Fahad Saeed (S’05-M’10) received the BSc degree in electrical engineering from the University of Engineering and Technology, Lahore, Pakistan, in 2006 and the PhD degree in electrical and computer engineering from the University of Illinois at Chicago (UIC) in 2010. He is a research fellow in the Systems Biology Center at National Heart Lung and Blood Institute (NHLBI), National Institutes of Health (NIH) Bethesda, Maryland. His research interests include parallel and distributed algorithms and architectures, proteomics and genomics and parallel algorithms for bioinformatics applications. He is a member of the IEEE and ACM.

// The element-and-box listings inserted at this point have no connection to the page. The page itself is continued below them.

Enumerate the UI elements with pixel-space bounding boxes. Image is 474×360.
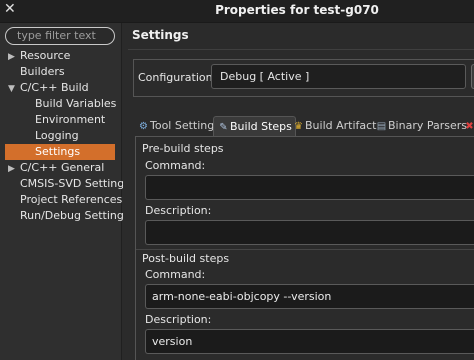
binary-parsers-icon: ▤ [376,121,387,132]
sidebar-item-run-debug-settings[interactable]: Run/Debug Settings [20,208,130,224]
divider [128,49,474,50]
sidebar-item-label: Build Variables [35,97,117,110]
pre-build-description-label: Description: [145,204,212,217]
configuration-group: Configuration: Debug [ Active ] [133,59,474,97]
sidebar-item-label: Run/Debug Settings [20,209,130,222]
post-build-description-input[interactable]: version [145,329,474,354]
sidebar: type filter text ▶ Resource Builders ▼ C/C… [0,23,130,360]
pre-build-command-input[interactable] [145,175,474,200]
tab-label: Binary Parsers [388,119,467,132]
post-build-command-input[interactable]: arm-none-eabi-objcopy --version [145,284,474,309]
post-build-command-label: Command: [145,268,206,281]
tab-tool-settings[interactable]: ⚙ Tool Settings [137,116,220,136]
tab-build-steps[interactable]: ✎ Build Steps [213,116,296,136]
sidebar-item-build-variables[interactable]: Build Variables [35,96,120,112]
sidebar-item-builders[interactable]: Builders [20,64,120,80]
page-title: Settings [132,28,189,42]
tab-binary-parsers[interactable]: ▤ Binary Parsers [375,116,467,136]
tab-build-artifact[interactable]: ♛ Build Artifact [292,116,377,136]
sidebar-item-label: Builders [20,65,65,78]
pre-build-description-input[interactable] [145,220,474,245]
sidebar-item-settings[interactable]: Settings [5,144,115,160]
tab-label: Tool Settings [150,119,220,132]
sidebar-item-resource[interactable]: ▶ Resource [8,48,120,64]
post-build-description-label: Description: [145,313,212,326]
build-artifact-icon: ♛ [294,121,303,132]
tab-bar: ⚙ Tool Settings ✎ Build Steps ♛ Build Artif… [135,116,474,136]
tool-settings-icon: ⚙ [139,121,148,132]
sidebar-item-label: Settings [35,145,81,158]
sidebar-item-label: Project References [20,193,123,206]
title-bar: ✕ Properties for test-g070 [0,0,474,23]
collapse-arrow-icon[interactable]: ▼ [8,81,20,97]
sidebar-item-logging[interactable]: Logging [35,128,120,144]
window-title: Properties for test-g070 [215,3,379,17]
sidebar-item-label: Environment [35,113,106,126]
main-panel: Settings Configuration: Debug [ Active ]… [123,23,474,360]
expand-arrow-icon[interactable]: ▶ [8,161,20,177]
configuration-label: Configuration: [138,71,217,84]
sidebar-item-label: C/C++ General [20,161,105,174]
sidebar-item-label: Logging [35,129,79,142]
sidebar-item-c-cpp-build[interactable]: ▼ C/C++ Build [8,80,120,96]
expand-arrow-icon[interactable]: ▶ [8,49,20,65]
pre-build-group-label: Pre-build steps [142,142,224,155]
filter-input[interactable]: type filter text [5,27,115,45]
error-parsers-icon: ✖ [465,121,474,132]
tab-error-parsers[interactable]: ✖ [463,116,474,136]
tab-label: Build Artifact [305,119,377,132]
sidebar-item-cmsis-svd-settings[interactable]: CMSIS-SVD Settings [20,176,130,192]
sidebar-item-project-references[interactable]: Project References [20,192,123,208]
sidebar-item-label: C/C++ Build [20,81,89,94]
sidebar-item-label: CMSIS-SVD Settings [20,177,130,190]
pre-build-command-label: Command: [145,159,206,172]
build-steps-panel: Pre-build steps Command: Description: Po… [135,136,474,360]
sidebar-item-label: Resource [20,49,71,62]
group-divider [136,249,474,250]
tab-label: Build Steps [230,120,292,133]
configuration-select[interactable]: Debug [ Active ] [211,64,466,89]
sidebar-item-environment[interactable]: Environment [35,112,120,128]
post-build-group-label: Post-build steps [142,252,230,265]
build-steps-icon: ✎ [219,122,228,133]
sidebar-item-c-cpp-general[interactable]: ▶ C/C++ General [8,160,120,176]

Jason D. Hoffert received the BSc degree in biology from Moravian College in Bethlehem, Pennsylvania, in 1997 and the PhD degree in biochemistry from the Johns Hopkins University School of Medicine in 2002. He was a postdoctoral fellow in the Laboratory of Kidney and Electrolyte Metabolism at NIH from 2002 to 2004. Since 2004, he has been a staff scientist in the Epithelial Systems Biology Laboratory at the National Heart Lung and Blood Institute in Bethesda, Maryland. He is currently using state-of-the-art phosphoproteomics methodologies to uncover the signaling pathways regulating kidney development and disease progression.

Mark A. Knepper received the BS degree in chemical engineering from the University of Michigan, 1970, the PhD degree in biomedical engineering from Case Western Reserve University (CWRU) in 1975, and the MD degree from CWRU in 1976. He is a biomedical engineer and systems biologist in the Intramural Program of the National Heart, Lung and Blood Institute (NHLBI) in Bethesda, Maryland. He has been an NHLBI scientist since 1978, focusing on mechanisms of water transport in the kidney and associ ated regulatory mechanisms. His current research involves large-scale integration of data from protein mass spectrometry, next-generation DNA sequencing, and the reductionist literature to identify mechanisms involved in regulation of trafficking and transcription of a molecular water channel called aquaporin-2.